O "método" hermenêutico-fenomenológico, forjado por Martin Heidegger,
em resumidas palavras, consiste em um procedimento regressivo através da
história da filosofia que procura "suspender", isto é, "por em dúvida", as
sedimentações que se formaram na linguagem para, após, "destruí-las". Ou
seja, trata-se de ler a tradição jurídica de modo que seja possível nela
perceber as "possibilidades" que ficaram inexploradas por uma série de
"encobrimentos" na tradição. Assim, passadas essas etapas, pretende-se
deixar um caminho para a última etapa do "método" fenomenológico-
hermenêutico, que é a da "construção". Isto é, a possibilidade de
formulação de novos projetos mediante a apropriação positiva do passado.
Tal apropriação possibilitaria "liberar" a tradição jurídica para outro
ponto de vista filosófico que não o metafísico. (TOMAZ DE OLIVEIRA, 2006,
p. 40).


Desse modo, segundo a classificação dada por Rafael Tomaz de
Oliveira, conforme sua abordagem hermenêutico-fenomenológica sobre o tema,
têm-se três significados distintos para o conceito de "princípio" afirmados
ao longo da história do Direito desde o racionalismo moderno:


a) "princípios gerais do direito", que aparecem como reminiscências
do projeto jusnaturalista em pleno seio da cultura emergente positivista,
tendo como objetivos suprimir as eventuais lacunas existentes no sistema de
normas codificadas, para lhe preservar a completude lógico-sistemática, e
funcionar como "axiomas de justiça", ou seja, como pressupostos para o
procedimento de aplicação da norma que incorporam o sistema, aplicados por
dedução;


b) "princípios jurídico-epistemológicos": estes não são a mesma coisa
que os "princípios gerais de direito", porque não possuem a função de
suprimir as lacunas existentes no sistema, mas sim a função de possibilitar
de forma coerente o conhecimento de uma determinada disciplina jurídica,
como, por exemplo, os princípios do Direito Processual Civil ("princípio da
ação e da demanda", "princípio do contraditório" e da "ampla defesa",
etc.), princípios do Direito Constitucional ("princípio da igualdade",
"princípio da moralidade", "princípio da justiça", etc.) e dentre outros.


b.1) Há, também, dentro desta mesma subclassificação os "princípios
jurídico-epistemológicos", os "princípios jurídico-epistemológicos" de
"segundo tipo" que têm o caráter lógico-estruturante – como será explicado
mais detalhadamente a seguir; os "princípios pragmático-problemáticos": que
referem-se às teorizações de Dworkin e Alexy e que não serão tratados neste
trabalho, como já mencionado. (TOMAZ DE OLIVEIRA, 2006, p. 49-53).

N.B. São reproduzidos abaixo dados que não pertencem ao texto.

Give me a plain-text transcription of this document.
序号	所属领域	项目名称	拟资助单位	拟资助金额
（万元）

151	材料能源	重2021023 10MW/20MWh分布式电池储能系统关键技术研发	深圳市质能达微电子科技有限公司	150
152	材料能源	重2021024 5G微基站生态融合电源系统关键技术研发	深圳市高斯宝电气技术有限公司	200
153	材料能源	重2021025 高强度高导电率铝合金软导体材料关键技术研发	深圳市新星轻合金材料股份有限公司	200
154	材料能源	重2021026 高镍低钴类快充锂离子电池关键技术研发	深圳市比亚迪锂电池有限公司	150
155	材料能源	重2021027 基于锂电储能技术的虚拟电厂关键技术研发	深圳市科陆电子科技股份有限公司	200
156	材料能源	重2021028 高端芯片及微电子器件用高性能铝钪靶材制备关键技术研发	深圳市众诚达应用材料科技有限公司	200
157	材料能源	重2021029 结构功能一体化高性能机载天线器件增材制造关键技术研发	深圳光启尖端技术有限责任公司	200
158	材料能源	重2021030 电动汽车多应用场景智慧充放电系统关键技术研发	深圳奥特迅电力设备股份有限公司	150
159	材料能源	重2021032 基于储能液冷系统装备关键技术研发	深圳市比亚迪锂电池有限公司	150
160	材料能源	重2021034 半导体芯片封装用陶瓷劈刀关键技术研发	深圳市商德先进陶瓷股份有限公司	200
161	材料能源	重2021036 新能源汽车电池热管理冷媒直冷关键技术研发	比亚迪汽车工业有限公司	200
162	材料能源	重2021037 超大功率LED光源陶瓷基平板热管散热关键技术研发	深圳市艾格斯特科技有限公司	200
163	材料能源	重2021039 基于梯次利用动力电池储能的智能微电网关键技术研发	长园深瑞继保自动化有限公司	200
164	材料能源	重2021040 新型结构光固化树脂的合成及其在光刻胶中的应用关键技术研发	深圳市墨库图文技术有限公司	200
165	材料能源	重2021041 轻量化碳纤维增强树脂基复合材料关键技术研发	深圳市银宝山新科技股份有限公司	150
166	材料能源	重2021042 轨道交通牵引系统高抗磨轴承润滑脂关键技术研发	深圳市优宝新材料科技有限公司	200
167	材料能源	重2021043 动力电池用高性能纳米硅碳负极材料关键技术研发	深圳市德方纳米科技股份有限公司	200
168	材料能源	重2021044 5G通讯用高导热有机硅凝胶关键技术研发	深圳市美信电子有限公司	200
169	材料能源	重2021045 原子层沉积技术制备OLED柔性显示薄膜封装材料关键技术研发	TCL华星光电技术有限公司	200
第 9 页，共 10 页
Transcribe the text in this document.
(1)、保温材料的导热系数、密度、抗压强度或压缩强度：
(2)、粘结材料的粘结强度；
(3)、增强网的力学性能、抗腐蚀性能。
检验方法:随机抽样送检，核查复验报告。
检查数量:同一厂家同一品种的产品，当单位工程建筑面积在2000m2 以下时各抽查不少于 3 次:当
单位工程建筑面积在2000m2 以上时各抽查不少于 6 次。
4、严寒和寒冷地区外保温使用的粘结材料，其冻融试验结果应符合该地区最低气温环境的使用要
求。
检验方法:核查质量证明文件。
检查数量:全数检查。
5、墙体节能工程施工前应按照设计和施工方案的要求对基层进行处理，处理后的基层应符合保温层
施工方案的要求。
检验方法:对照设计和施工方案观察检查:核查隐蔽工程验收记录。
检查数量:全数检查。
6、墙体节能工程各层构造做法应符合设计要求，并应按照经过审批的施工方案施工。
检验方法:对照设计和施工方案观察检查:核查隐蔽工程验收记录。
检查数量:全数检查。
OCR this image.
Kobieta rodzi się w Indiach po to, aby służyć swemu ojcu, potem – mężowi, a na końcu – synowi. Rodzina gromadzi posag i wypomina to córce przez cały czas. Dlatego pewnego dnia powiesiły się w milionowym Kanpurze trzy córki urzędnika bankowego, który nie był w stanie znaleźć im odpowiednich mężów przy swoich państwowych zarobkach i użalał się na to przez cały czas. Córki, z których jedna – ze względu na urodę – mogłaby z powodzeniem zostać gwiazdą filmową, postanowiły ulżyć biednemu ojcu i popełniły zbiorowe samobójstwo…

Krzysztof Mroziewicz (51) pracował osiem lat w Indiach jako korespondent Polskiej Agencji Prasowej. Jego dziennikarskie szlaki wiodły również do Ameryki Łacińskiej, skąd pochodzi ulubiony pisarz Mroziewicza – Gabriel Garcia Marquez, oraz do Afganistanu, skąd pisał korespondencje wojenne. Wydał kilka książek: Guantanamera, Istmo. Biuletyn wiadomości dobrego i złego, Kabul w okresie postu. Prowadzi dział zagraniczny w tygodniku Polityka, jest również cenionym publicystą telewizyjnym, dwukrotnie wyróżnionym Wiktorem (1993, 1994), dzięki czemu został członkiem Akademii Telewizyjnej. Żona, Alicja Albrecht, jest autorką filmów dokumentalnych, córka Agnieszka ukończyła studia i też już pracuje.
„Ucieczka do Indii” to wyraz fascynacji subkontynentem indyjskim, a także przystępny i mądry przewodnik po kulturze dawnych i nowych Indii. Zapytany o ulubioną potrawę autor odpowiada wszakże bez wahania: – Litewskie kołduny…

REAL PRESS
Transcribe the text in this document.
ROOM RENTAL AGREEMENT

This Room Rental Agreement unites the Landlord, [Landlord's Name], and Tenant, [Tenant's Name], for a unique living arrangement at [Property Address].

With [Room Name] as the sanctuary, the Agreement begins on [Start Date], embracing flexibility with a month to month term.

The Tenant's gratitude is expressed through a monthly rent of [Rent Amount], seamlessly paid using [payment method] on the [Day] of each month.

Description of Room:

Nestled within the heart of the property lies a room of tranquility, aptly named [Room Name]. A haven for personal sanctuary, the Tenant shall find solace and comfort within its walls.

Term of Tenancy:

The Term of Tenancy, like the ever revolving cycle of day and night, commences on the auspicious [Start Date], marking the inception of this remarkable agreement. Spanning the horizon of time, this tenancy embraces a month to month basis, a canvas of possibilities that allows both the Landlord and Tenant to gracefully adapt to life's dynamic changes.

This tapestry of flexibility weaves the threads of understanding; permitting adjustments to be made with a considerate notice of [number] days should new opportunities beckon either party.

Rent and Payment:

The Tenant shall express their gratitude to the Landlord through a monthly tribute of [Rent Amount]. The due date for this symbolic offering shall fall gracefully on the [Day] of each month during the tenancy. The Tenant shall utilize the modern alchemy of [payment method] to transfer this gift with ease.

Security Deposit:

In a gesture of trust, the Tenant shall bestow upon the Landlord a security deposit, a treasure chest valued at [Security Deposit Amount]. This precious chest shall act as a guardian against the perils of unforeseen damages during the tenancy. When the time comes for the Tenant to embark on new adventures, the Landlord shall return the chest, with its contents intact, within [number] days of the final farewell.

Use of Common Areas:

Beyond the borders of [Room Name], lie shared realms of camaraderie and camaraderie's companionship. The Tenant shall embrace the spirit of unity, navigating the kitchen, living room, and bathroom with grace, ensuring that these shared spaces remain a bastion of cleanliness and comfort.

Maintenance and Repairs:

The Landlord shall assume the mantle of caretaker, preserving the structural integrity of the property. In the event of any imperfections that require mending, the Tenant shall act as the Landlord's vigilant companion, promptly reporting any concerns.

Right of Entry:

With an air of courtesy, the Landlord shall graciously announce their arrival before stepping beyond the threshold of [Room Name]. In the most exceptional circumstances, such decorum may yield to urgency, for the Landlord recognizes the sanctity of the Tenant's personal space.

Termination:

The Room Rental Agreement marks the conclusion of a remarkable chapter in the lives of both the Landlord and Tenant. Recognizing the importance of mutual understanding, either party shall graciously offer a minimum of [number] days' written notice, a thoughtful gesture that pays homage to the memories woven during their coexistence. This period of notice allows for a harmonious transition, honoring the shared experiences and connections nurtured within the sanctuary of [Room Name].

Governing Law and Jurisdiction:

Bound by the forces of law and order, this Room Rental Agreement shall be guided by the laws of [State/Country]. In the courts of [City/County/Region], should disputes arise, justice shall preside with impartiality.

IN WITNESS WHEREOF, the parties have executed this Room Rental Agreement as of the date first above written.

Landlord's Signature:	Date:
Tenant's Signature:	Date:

1.2 OS PRINCÍPIOS JURÍDICOS EPISTEMOLÓGICOS NA DOUTRINA PURA DO DIREITO DE
HANS KELSEN










Prosseguindo no tema, concorda-se com Rafael Tomaz de Oliveira
quando alerta que uma espécie de princípio não exclui a outra, pois não
estão em um processo evolutivo. E isto pode bem ser provado no que se
refere a Hans Kelsen. Na obra A Jurisdição Constitucional I, de 1928, Hans
Kelsen já falava sobre "princípios gerais do direito" e também sobre os
denominados "princípios epistemológicos". Deste modo, os "princípios
gerais do direito", para Kelsen (2007, p. 166-167), nada mais eram o que
ele chamou de "regras naturais de direito". Estas "regras naturais de
direito" seriam dedutíveis das normas constitucionais por abstração e, como
afirmou o Mestre de Viena, são "inofensíveis" justamente porque também são
frutos de deduções lógicas, apesar de não estarem positivados.


Kelsen também se referiu favoravelmente aos "princípios jurídico-
epistemológicos", tanto os de "primeiro" quanto os de "segundo" tipos,
quando se posicionou a favor de uma Constituição que se servisse de
"princípios norteadores das leis", constituídos como "catálogo de direitos
fundamentais". Para Kelsen, uma Constituição poderia sim conter princípios
jurídicos que representassem a lista de garantias fundamentais de um
Estado, servindo de "fundo orientador" das leis inferiores constantes na
hierarquia piramidal do ordenamento jurídico.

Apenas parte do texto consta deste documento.